VADER PIO: HET GETUIGENIS VAN EEN SCHILDER DIE DOOR DE HEILIGEN GENEZEN

Het lijkt erop dat Pater Pio van Pietrelcina (1887-1968), de beroemde heilige en broeder met de stigmata, echt besloot om "meer lawaai te maken als hij dood was dan toen hij nog leefde", zoals hij zelf ooit zei. Journalist Francesco Dora, correspondent van het bekende tijdschrift Grand Hotel, interviewde dit keer Ulisse Sartini, 71, een bekende Italiaanse schilder, die verklaarde dat hij door San Pio was genezen van een ernstige ziekte waaraan hij leed: dermatomyositis. Sartini begon op deze manier: “Toen ik 30 was, kreeg ik een ziekte die alle spieren van mijn lichaam aantastte, ik zat vast in bed, ik voelde zeer sterke pijnen zowel bij het eten als bij het ademen. De dokters vertelden me uiteindelijk dat ik zou sterven. Ik was wanhopig en uiteindelijk begon ik tot Pater Pio te bidden, even later stond ik op en begon beter te worden ”.

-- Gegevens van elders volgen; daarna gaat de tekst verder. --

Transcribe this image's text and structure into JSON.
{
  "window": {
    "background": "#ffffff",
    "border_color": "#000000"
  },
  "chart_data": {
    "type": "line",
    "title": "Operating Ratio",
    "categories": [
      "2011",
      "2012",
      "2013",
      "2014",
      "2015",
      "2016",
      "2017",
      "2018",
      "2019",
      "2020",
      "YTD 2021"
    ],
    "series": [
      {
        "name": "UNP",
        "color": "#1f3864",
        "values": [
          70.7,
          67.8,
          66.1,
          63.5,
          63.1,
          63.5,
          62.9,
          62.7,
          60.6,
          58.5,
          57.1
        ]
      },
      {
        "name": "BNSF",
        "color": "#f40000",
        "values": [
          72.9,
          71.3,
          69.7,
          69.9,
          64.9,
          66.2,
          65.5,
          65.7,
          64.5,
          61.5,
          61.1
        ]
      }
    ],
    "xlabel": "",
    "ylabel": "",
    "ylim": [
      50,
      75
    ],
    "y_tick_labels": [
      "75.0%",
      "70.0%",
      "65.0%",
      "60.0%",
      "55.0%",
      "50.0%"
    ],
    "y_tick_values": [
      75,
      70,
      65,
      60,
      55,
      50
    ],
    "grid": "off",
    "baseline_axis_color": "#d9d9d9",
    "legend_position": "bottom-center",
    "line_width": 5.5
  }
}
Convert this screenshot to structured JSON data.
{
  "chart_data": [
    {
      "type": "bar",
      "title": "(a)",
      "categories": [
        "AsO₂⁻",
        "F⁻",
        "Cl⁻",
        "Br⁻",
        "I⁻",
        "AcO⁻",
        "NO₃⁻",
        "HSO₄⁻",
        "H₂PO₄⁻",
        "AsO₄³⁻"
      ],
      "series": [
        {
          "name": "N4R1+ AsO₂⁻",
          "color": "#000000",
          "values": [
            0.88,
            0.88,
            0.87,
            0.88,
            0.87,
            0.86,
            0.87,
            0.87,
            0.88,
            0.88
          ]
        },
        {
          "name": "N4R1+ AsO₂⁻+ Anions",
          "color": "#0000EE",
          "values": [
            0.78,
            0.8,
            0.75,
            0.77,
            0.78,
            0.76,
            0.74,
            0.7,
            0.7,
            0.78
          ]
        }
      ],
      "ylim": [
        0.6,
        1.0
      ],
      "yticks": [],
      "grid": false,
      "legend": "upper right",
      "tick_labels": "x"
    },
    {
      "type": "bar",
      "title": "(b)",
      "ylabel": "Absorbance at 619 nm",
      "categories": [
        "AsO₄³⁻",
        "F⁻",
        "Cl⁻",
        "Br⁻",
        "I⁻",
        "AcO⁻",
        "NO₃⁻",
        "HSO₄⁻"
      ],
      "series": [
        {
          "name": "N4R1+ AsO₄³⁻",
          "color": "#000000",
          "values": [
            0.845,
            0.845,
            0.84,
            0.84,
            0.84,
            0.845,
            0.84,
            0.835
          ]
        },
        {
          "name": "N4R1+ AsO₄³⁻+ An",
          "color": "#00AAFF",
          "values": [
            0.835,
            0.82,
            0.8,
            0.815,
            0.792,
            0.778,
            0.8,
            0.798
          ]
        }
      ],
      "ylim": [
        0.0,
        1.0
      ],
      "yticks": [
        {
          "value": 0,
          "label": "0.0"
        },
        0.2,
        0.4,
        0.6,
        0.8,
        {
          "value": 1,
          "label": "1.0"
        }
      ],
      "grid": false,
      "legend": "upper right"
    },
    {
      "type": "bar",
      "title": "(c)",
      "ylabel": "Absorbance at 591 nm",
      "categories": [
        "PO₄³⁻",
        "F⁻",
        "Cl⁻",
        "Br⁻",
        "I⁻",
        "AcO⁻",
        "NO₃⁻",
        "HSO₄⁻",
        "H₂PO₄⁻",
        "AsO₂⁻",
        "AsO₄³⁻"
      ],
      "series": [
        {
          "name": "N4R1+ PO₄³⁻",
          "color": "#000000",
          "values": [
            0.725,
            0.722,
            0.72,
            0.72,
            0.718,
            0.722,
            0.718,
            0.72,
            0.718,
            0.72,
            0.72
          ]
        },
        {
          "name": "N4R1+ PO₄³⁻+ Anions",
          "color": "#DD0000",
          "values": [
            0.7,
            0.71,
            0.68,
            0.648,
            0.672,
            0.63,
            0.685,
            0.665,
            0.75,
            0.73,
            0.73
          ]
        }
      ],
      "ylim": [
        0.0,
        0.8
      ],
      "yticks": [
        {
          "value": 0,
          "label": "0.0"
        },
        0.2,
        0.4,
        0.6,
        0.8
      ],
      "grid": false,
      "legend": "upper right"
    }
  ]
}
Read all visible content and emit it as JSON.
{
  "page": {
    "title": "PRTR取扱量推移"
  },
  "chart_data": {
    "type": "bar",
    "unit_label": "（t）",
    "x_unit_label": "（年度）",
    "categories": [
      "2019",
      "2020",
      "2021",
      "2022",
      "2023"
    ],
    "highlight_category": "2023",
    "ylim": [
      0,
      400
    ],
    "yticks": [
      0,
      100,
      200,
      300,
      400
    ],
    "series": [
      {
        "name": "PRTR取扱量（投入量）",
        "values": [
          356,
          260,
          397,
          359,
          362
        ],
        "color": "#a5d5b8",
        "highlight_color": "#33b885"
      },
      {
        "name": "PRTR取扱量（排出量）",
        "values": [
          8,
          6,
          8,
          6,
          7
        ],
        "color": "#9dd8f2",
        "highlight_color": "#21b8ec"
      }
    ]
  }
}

Geleid door een goddelijke hand
Sartini moet worden herinnerd als degene die het portret van Pater Pio heeft gemaakt dat nu wordt weergegeven op het altaar van de nieuwe kerk in Pietrelcina, gewijd aan de heilige in kwestie. Ulysses meldde toen: "Pater Pio heeft me genezen en nu, als ik schilder, vraag ik hem altijd om mijn hand te leiden, als hij wil dat ik voor de Heer werk, help me dan alsjeblieft goed te werken". In zijn rijke en succesvolle carrière kan de heer Sartini bogen op het feit dat hij verschillende pausen heeft geportretteerd, van Karol Woytila ​​tot paus Bergoglio. In feite is het de moeite waard om onder zijn werken het portret van Johannes Paulus II te vermelden dat nu wordt tentoongesteld in het heiligdom van Krakau in Polen, het thuisland van Woytila.

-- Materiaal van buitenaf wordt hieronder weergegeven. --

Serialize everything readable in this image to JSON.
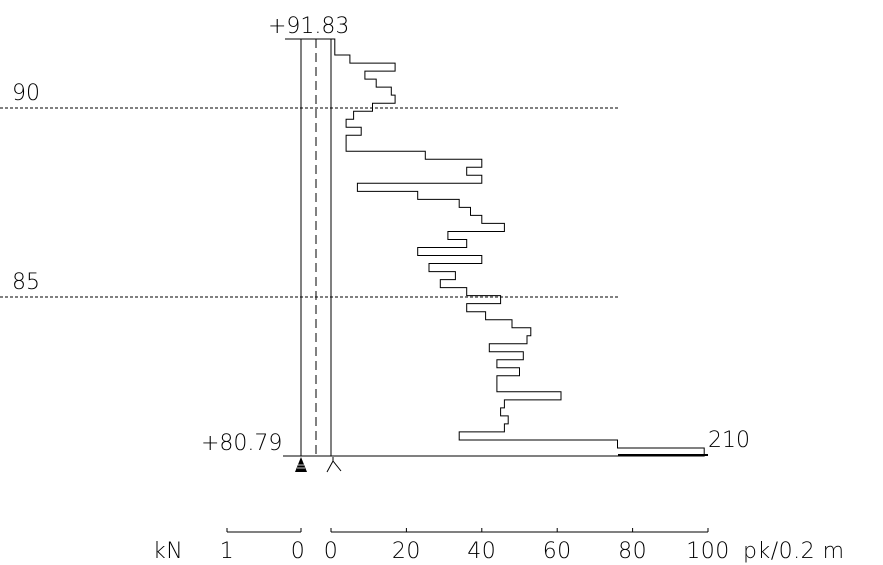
{
  "profile": {
    "top_elevation": "+91.83",
    "bottom_elevation": "+80.79",
    "depth_markers": [
      {
        "label": "90",
        "elevation": 90.0
      },
      {
        "label": "85",
        "elevation": 85.0
      }
    ],
    "end_value_label": "210",
    "end_value": 210
  },
  "scale_bar": {
    "left_unit": "kN",
    "left_tick_labels": [
      "1",
      "0"
    ],
    "right_tick_labels": [
      "0",
      "20",
      "40",
      "60",
      "80",
      "100"
    ],
    "right_unit": "pk/0.2 m"
  },
  "chart_data": {
    "type": "step",
    "xlabel": "pk/0.2 m",
    "xlim": [
      0,
      100
    ],
    "ylim": [
      80.79,
      91.83
    ],
    "pk_per_0_2m": [
      1,
      1,
      5,
      17,
      9,
      12,
      16,
      17,
      11,
      6,
      4,
      8,
      4,
      4,
      25,
      40,
      36,
      40,
      7,
      23,
      34,
      37,
      40,
      46,
      31,
      36,
      23,
      40,
      26,
      33,
      29,
      36,
      45,
      36,
      41,
      48,
      53,
      52,
      42,
      51,
      44,
      50,
      44,
      44,
      61,
      46,
      45,
      47,
      46,
      34,
      76,
      99
    ]
  },
  "colors": {
    "line": "#000000",
    "background": "#ffffff"
  },
  "icons": {
    "bottom_left": "ground-anchor-icon",
    "bottom_right": "pile-tip-icon"
  }
}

Zijn portretten zijn nu grote kunstwerken met een religieus thema
De schilder bevestigde later: "Na mijn wonderbaarlijke herstel besloot ik dat ik mijn kunst ter beschikking zou stellen van het Geloof, in feite heb ik Woytila, Ratzinger geportretteerd en onlangs heb ik een portret van paus Franciscus afgemaakt". Francesco Dora vroeg zijn geïnterviewde vervolgens of hij, vóór het wonder dat hij ontving, al toegewijd was aan Pater Pio, het antwoord van de man negatief was, en bekent inderdaad dat hij vóór het wonder nooit een groot gelovige was geweest. Padre Pio kende hem destijds alleen bij naam, aangezien zijn tante en vader toegewijd waren aan de heilige.